「給付率が8割もらえると思ってる人は、実は2割損してます。」
多くの人が「失業保険は前職給料の8割ほど」と思い込んでいます。実際には、給付率は雇用保険法で定められた「賃金日額」に対して支給されるもので、年齢や賃金額によって大きく変化します。たとえば、30歳で日額が1万円の場合、支給率は約80%のように見えても、賃金日額の上限が設定されるため手取りは7割以下になるケースもあります。つまり単純な「給料の8割」ではありません。これが基本です。 日本の厚生労働省の資料によると、2025年時点での上限は1日あたり8370円(30歳未満)など、年齢別に決まっています。つまり高収入層ほど実際の給付率は下がります。いわば、稼ぐ人ほど損をする仕組みです。給付率の構造を誤解しないことが条件です。
給付率の計算は単純な掛け算ではありません。前職の「賃金日額」×「給付率(45~80%)」という基本式に加え、「年齢区分」「離職理由」「再就職活動の開始時期」が絡みます。たとえば自己都合退職の場合、最初の7日間は給付制限があり、さらに3か月の待機期間後に支給が始まります。この間は無給なので、実質の受取率は6割以下になるケースも珍しくありません。つまり失業保険に頼りすぎると生活資金がショートしがちです。 実際の支給額例:前職月収30万円の人が自己都合退職した場合、総支給額は約18万円前後/月。あれ?と思う差額ですね。 結論は「計算式を正しく理解すれば損を防げる」です。

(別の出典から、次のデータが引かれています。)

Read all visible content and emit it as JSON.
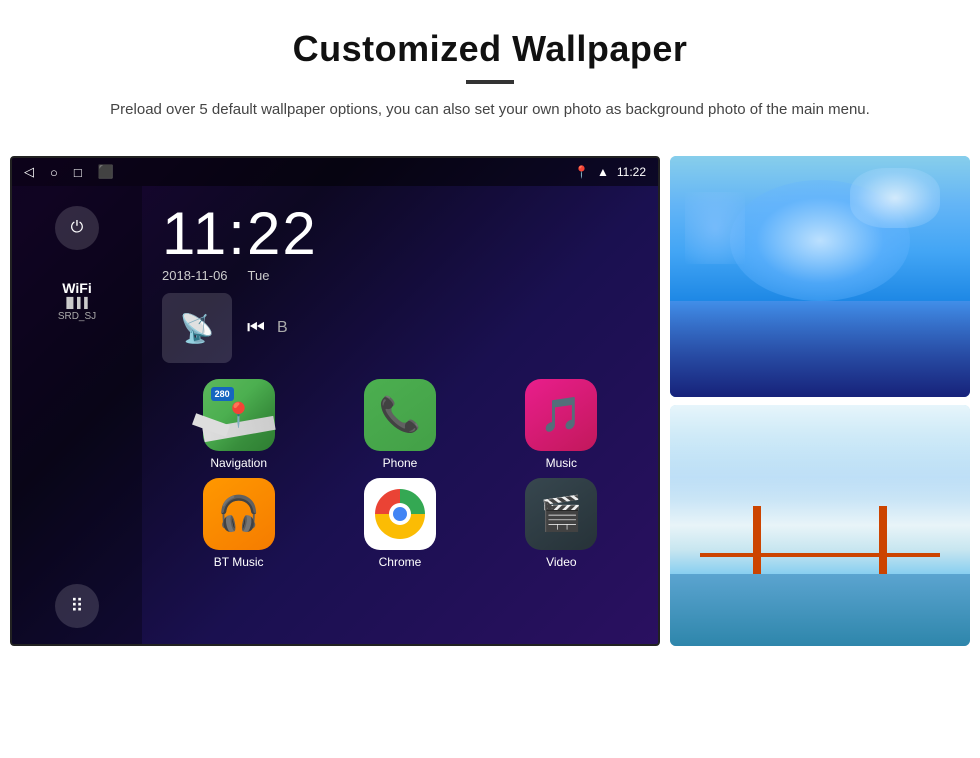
{
  "header": {
    "title": "Customized Wallpaper",
    "description": "Preload over 5 default wallpaper options, you can also set your own photo as background photo of the main menu."
  },
  "android": {
    "statusBar": {
      "time": "11:22",
      "icons": [
        "◁",
        "○",
        "□",
        "⬛"
      ]
    },
    "clock": {
      "time": "11:22",
      "date": "2018-11-06",
      "day": "Tue"
    },
    "wifi": {
      "label": "WiFi",
      "ssid": "SRD_SJ"
    },
    "apps": [
      {
        "name": "Navigation",
        "type": "nav"
      },
      {
        "name": "Phone",
        "type": "phone"
      },
      {
        "name": "Music",
        "type": "music"
      },
      {
        "name": "BT Music",
        "type": "bt"
      },
      {
        "name": "Chrome",
        "type": "chrome"
      },
      {
        "name": "Video",
        "type": "video"
      }
    ]
  }
}
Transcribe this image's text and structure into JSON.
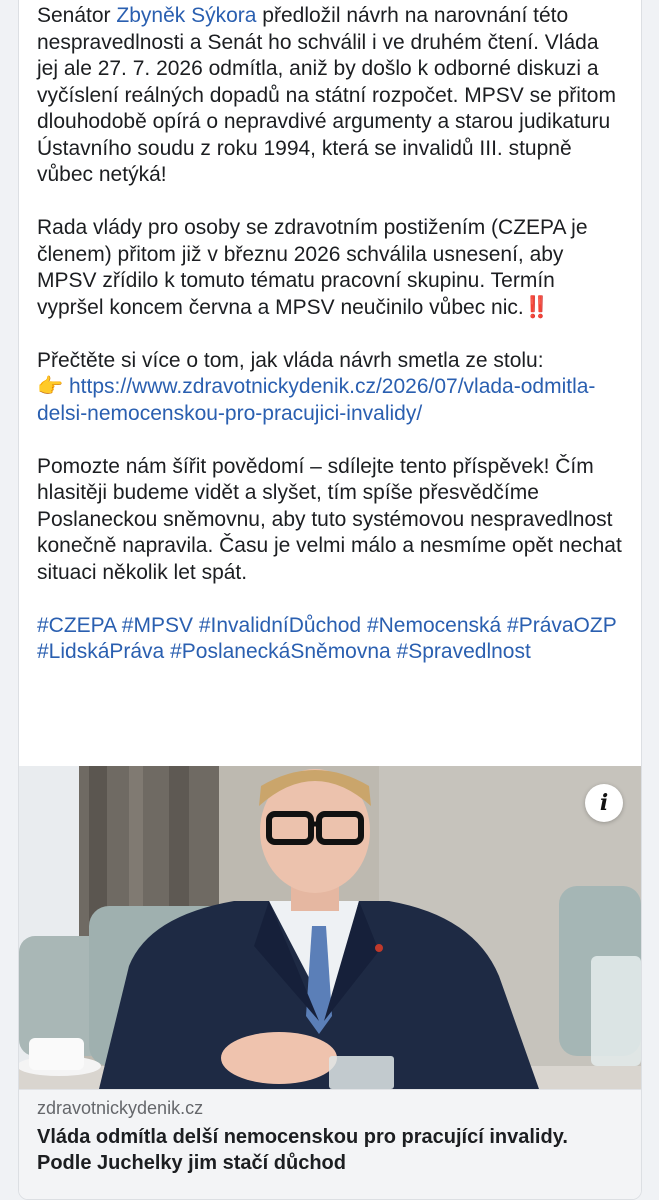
{
  "post": {
    "p1_before": "Senátor ",
    "p1_link": "Zbyněk Sýkora",
    "p1_after": " předložil návrh na narovnání této nespravedlnosti a Senát ho schválil i ve druhém čtení. Vláda jej ale 27. 7. 2026 odmítla, aniž by došlo k odborné diskuzi a vyčíslení reálných dopadů na státní rozpočet. MPSV se přitom dlouhodobě opírá o nepravdivé argumenty a starou judikaturu Ústavního soudu z roku 1994, která se invalidů III. stupně vůbec netýká!",
    "p2": "Rada vlády pro osoby se zdravotním postižením (CZEPA je členem) přitom již v březnu 2026 schválila usnesení, aby MPSV zřídilo k tomuto tématu pracovní skupinu. Termín vypršel koncem června a MPSV neučinilo vůbec nic.",
    "p2_emoji": "‼️",
    "p3": "Přečtěte si více o tom, jak vláda návrh smetla ze stolu:",
    "p3_emoji": "👉",
    "p3_link": "https://www.zdravotnickydenik.cz/2026/07/vlada-odmitla-delsi-nemocenskou-pro-pracujici-invalidy/",
    "p4": "Pomozte nám šířit povědomí – sdílejte tento příspěvek! Čím hlasitěji budeme vidět a slyšet, tím spíše přesvědčíme Poslaneckou sněmovnu, aby tuto systémovou nespravedlnost konečně napravila. Času je velmi málo a nesmíme opět nechat situaci několik let spát.",
    "hashtags": "#CZEPA #MPSV #InvalidníDůchod #Nemocenská #PrávaOZP #LidskáPráva #PoslaneckáSněmovna #Spravedlnost"
  },
  "link_preview": {
    "info_icon": "info-icon",
    "info_glyph": "i",
    "domain": "zdravotnickydenik.cz",
    "headline": "Vláda odmítla delší nemocenskou pro pracující invalidy. Podle Juchelky jim stačí důchod"
  },
  "colors": {
    "link": "#2a5fb0",
    "text": "#1c1e21",
    "muted": "#65676b",
    "background": "#f0f2f5"
  }
}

意外ですが、早く再就職すると給付率の残期間が「再就職手当」として追加支給されます。この手当は「残り日数×給付率×60%~70%」の範囲で支給。たとえば給付日数が90日のうち30日残して就職した場合、約10万円〜15万円の手当が加算されることがあります。これは知らない人が多いメリットです。 この制度のおかげで「早期就職」が金銭的にも得になります。つまり行動が早いほど得する構造です。
失業保険には「賃金日額の上限」があります。2025年度の例では、45〜59歳で1日あたり1万7150円が上限。このため、月収50万円あっても給付は約34万円前後に制限されます。つまり高所得ほど損失割合が大きくなります。これは金融リテラシー層が見落としやすいデメリットです。 一方で、税金や社会保険料が引かれない点は小さなメリット。実質手取り換算では1〜2割だけ有利になります。つまり年収が高い人ほど、保険料負担を差し引いてもトータル損失は約10万円単位になる計算です。注意すれば大丈夫です。

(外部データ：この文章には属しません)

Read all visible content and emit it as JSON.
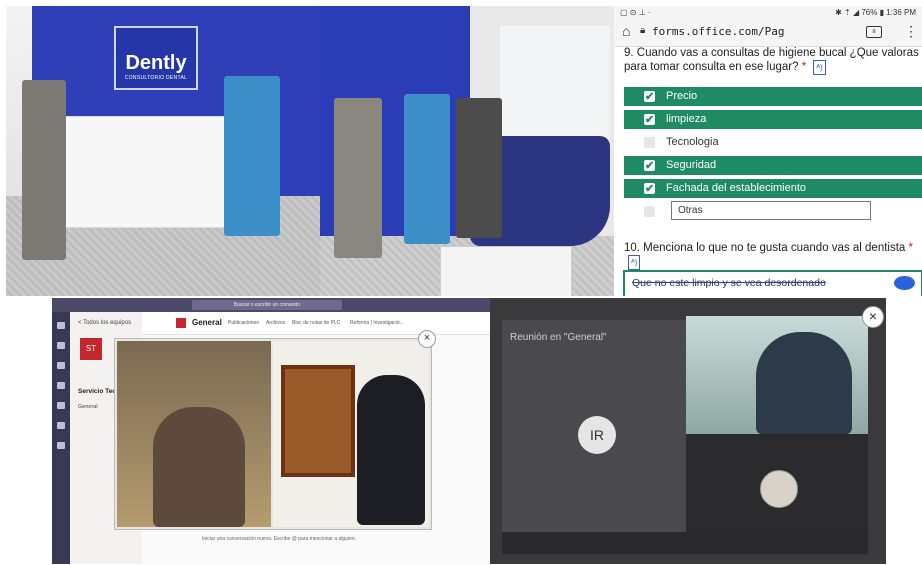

給付率を最大化させるには、「職業訓練受講給付金」や「再就職手当」などの併用が鍵です。たとえば失業中に職業訓練を受けると、受講中に月額10万円+交通費の支給があります。これを失業給付と組み合わせると、実質の給付率は8割を超えます。 また「早期再就職」だけでなく「待機期間中の副業禁止ルール」なども理解しておく必要があります。副業をしてしまうと給付停止になる場合もあるため、行動前にハローワークの窓口で確認するのが原則です。結論は「制度を知れば損しない」です。